Opposite of Equity: TFA Attempts Narrative Control

It is never ok to control the narrative of someone else’s trauma or oppression–not as an individual, not as an organization.  Furthermore, it is not ever ok for White, affluent, Ivy-League-connected people of power (particularly those who claim to be “equity-driven”) to attempt to silence and shame the narratives of those who have been marginalized. Therefore, Teach for America, it is NOT OK–as an organization or as individuals–to minimize and marginalize the counter-narratives written in Teach for America Counter-Narratives: Alumni Speak up and Speak Out.  If you are a change agent and committed to ending systemic and institutional inequity in this nation (this is the claim of TFA plastered on its website), then please learn more about the role of dominant and counter-narratives (they are foundational to racial, gender, class, and LGTBQ equity work) and LISTEN to the counter-narratives.

Dominant and Counter-Narratives

“There’s really no such thing as the `voiceless’. There are only the deliberately silenced, or the preferably unheard.” Arundhati Roy

There are dominant voices, the voices of power and privilege, the voices of those with resources. They are amplified and believed. Stanley (2007) describes dominant (master) narratives as scripts that dictate how things work and how stories are framed.  This includes how problems are defined (like problems of equity) and the best ways to solve them. The dominant narrative is created by the dominant culture that has privilege, access, and power in society.The dominant narrative tells the experience and the perspective of the dominant culture as truth.

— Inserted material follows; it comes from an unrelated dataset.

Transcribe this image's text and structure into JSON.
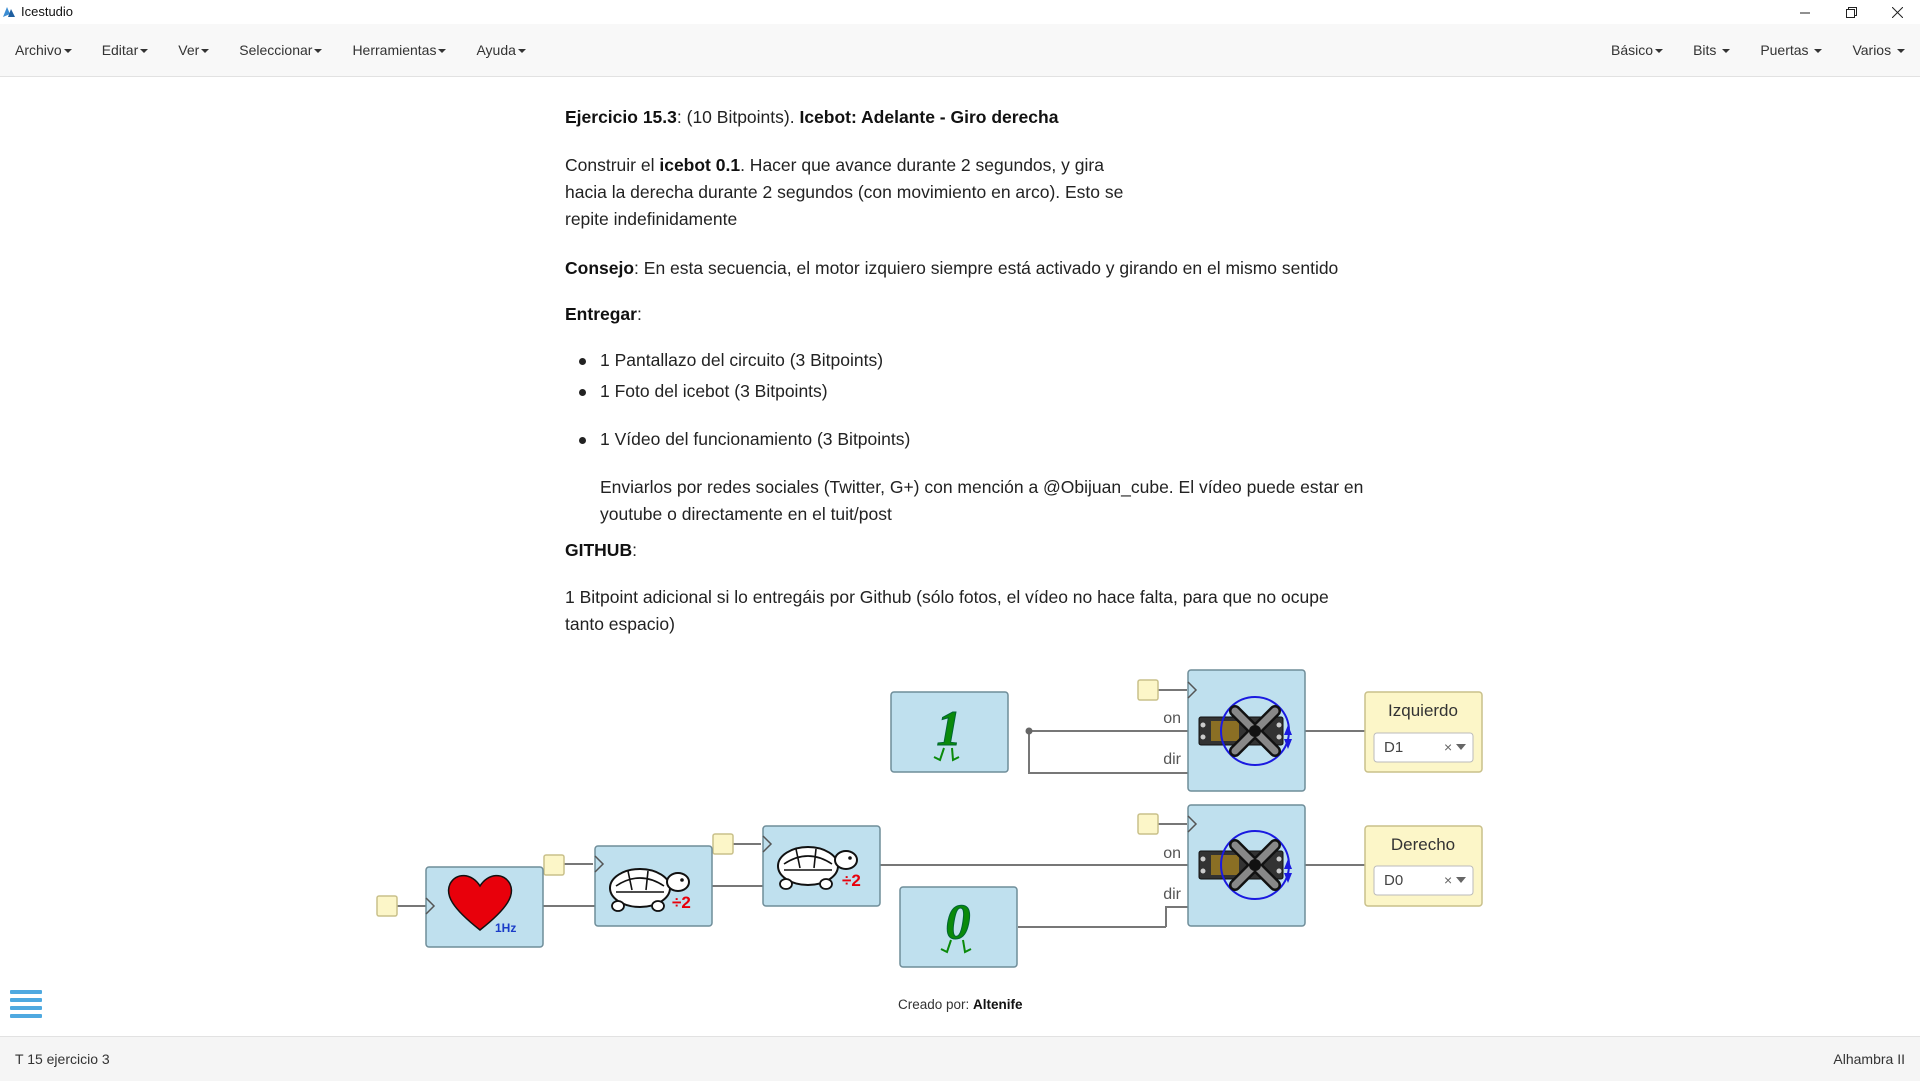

Most importantly, the dominant narrative is used and perpetuated by the dominant culture (at times unintentionally/subconsciously) to maintain its dominance and power.

Counter-narratives, on the other hand, deconstruct the perspective and script of the dominant culture that is deemed “normal” and “right.” Counter-narratives present alternatives to the dominant discourse (Stanley 2007). They seek to entirely reframe how problems are defined and solved, often finding that the framing of the problem is problematic. Counter-narratives are born out of the experiences of people and groups that do not fit and are critical of the dominant narrative.  They are the voices of those who are often silenced and marginalized.

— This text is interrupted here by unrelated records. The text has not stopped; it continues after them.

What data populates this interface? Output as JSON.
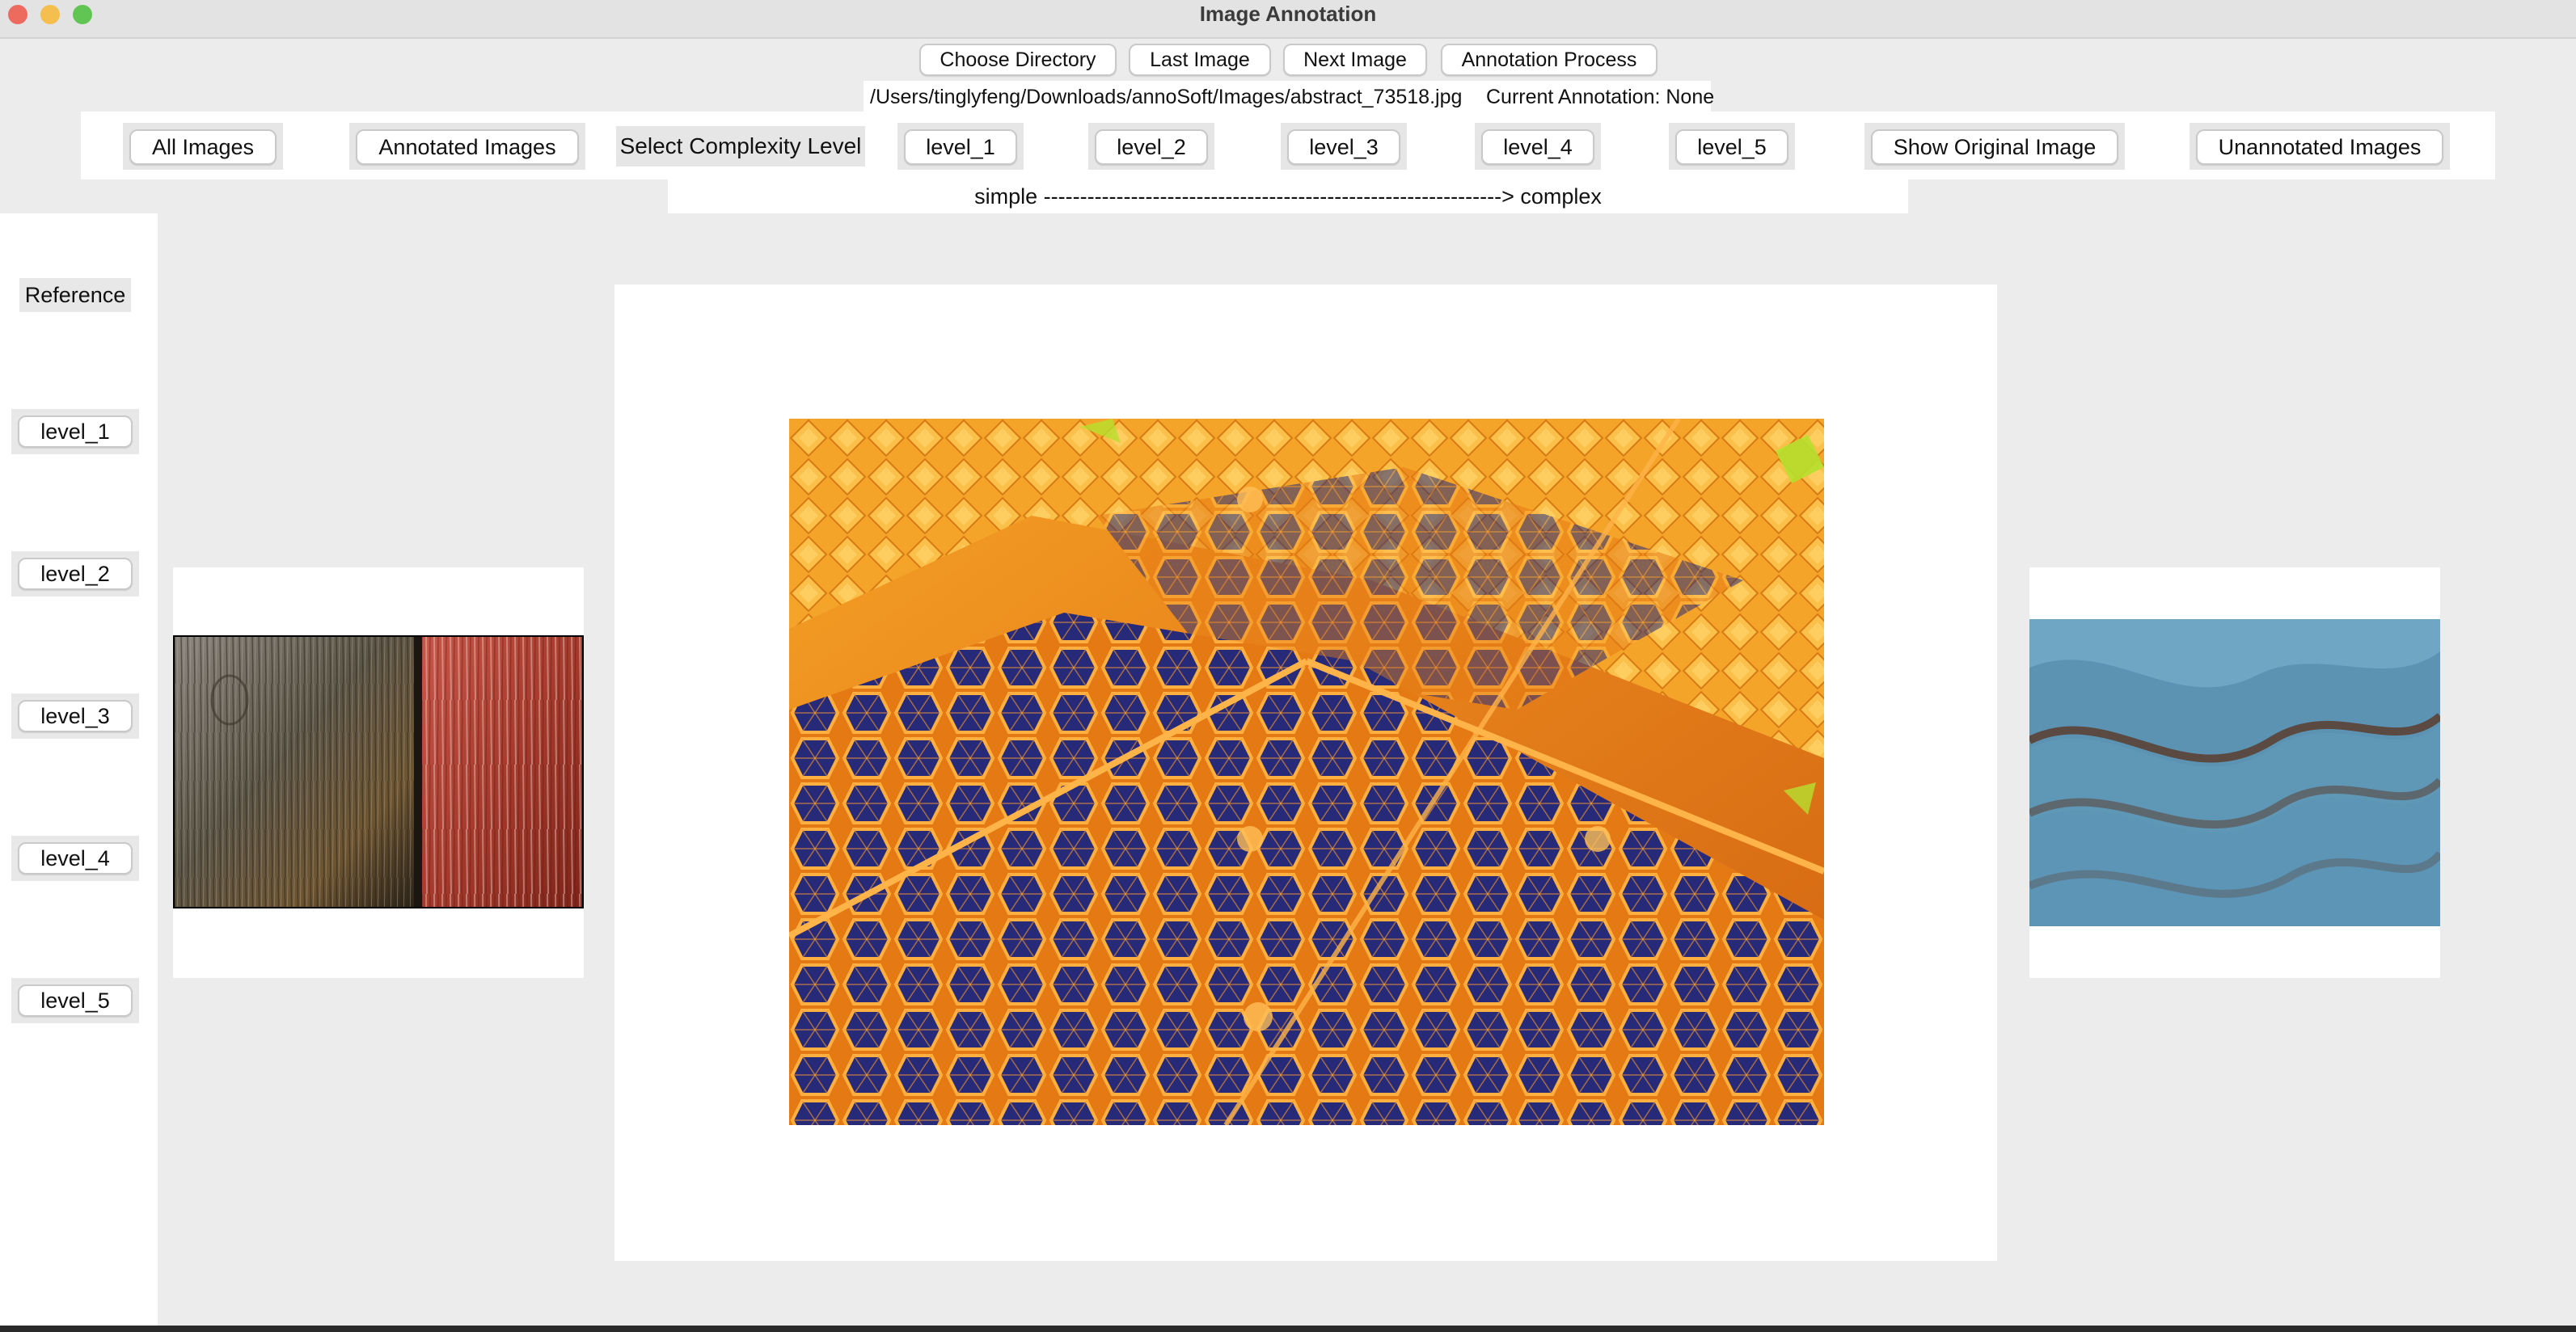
{
  "window": {
    "title": "Image Annotation",
    "colors": {
      "close": "#ed6a5e",
      "minimize": "#f5bf4f",
      "zoom": "#61c554"
    }
  },
  "toolbar": {
    "choose_directory": "Choose Directory",
    "last_image": "Last Image",
    "next_image": "Next Image",
    "annotation_process": "Annotation Process"
  },
  "status": {
    "path": "/Users/tinglyfeng/Downloads/annoSoft/Images/abstract_73518.jpg",
    "current_annotation": "Current Annotation: None"
  },
  "filters": {
    "all_images": "All Images",
    "annotated_images": "Annotated Images",
    "select_complexity_level": "Select Complexity Level",
    "levels": [
      "level_1",
      "level_2",
      "level_3",
      "level_4",
      "level_5"
    ],
    "show_original_image": "Show Original Image",
    "unannotated_images": "Unannotated Images"
  },
  "scale": {
    "caption": "simple ---------------------------------------------------------------> complex"
  },
  "reference": {
    "label": "Reference",
    "levels": [
      "level_1",
      "level_2",
      "level_3",
      "level_4",
      "level_5"
    ]
  },
  "images": {
    "left_reference": "wood-and-rust-texture",
    "main": "orange-reflector-hexagon-pattern",
    "right_reference": "blue-wave-steps"
  }
}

Equity work at its core involves listening to, validating, and amplifying the voices of those who are systemically suppressed and institutionally ignored. Therefore, when TFA posted this response on its website, I felt more confident then ever that my counter-narrative,“Perpetuating, Committing, and Cultivating Racism: The Real Movement Behind TFA” was very accurate–in essence TFA had just validated with its response that it perpetuates the status quo. TFA’s response was attempting to suppress the counter-narrative.

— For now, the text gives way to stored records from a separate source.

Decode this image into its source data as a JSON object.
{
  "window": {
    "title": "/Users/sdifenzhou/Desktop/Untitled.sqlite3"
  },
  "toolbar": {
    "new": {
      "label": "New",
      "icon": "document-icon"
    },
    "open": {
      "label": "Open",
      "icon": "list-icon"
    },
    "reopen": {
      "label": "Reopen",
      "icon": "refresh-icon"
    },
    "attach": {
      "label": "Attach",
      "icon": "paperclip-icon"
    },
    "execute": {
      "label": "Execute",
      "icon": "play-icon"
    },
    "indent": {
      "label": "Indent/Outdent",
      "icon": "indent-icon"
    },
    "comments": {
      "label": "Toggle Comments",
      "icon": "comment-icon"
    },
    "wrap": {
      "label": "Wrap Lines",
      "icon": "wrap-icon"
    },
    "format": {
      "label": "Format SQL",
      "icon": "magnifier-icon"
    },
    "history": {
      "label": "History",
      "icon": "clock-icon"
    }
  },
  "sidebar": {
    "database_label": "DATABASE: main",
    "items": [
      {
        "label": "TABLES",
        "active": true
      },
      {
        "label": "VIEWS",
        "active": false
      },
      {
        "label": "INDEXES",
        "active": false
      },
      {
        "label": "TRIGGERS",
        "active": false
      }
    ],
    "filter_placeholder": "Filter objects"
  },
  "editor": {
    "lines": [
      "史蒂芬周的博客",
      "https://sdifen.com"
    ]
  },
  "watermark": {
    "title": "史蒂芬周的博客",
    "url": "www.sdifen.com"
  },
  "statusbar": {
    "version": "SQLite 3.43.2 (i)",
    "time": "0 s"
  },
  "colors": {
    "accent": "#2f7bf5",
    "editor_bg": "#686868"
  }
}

In its attempt to control the overall narrative by minimizing our counter-narratives, TFA labeled our perspectives as “misconceptions” and stated that we, the authors, have “chosen to focus on past experiences that are not in line with how we [TFA] operate.”  This strategic wording asserts that our TFA experiences (conceptions)–what we thoughtfully described as happening/happened–are wrong (mis).  Furthermore, TFA framed our counter-narratives as choices instead of accepting them as valid perspectives.  By stating that the authors of the counter-narratives “chose” to focus on the past, TFA seeks to blame us and shame us. Lastly, TFA seeks to negate our perspectives by declaring that our main criticisms are no longer “how we operate” and, therefore, our counter-narratives are not valid.

 

In a final bold move, TFA posted 20 narratives of TFA alumni that exemplify the dominant TFA narrative.  While I do not think TFA should take them down (it is always good to have multiple perspectives), I do think it is interesting to consider their role and purpose. The dominant narrative that “TFA is a solution to educational inequity” is well established (and well-funded).  Our counter-narratives were published to show other perspectives, to make the dominant narrative about TFA and education reform more complex, nuanced, and to amplify the voices that–until now–have not been heard.  Similarly, when Fredrick Douglass wrote his [counter] narrative, The Narrative of a Slave, it would have been very curious if a counter, counter-narrative was published: a narrative of a slave owner that described how slavery was working well for those in power. Forgive me if you find my example hyperbolic, but the point is the dominant narrative is already dominant…is it not possible to make room for another narrative? If not, why? What is the cost to those in power?

TFA must examine the ways its current incarnation sustains and promotes the status quo and the supremacy of the dominant culture.   I truly wish TFA could have written a response that noted that:

  • The counter-narratives are valid perspectives of corps members, and all voices deserve a chance to be heard.
  • TFA undoubtedly will not agree with every criticism, but TFA is committed to social justice and education equity and, therefore, will consider the emergent themes thoughtfully.
  • TFA values all of the leaders it “creates,” including the ones who are critical of TFA, for they help the organization and society challenge injustice.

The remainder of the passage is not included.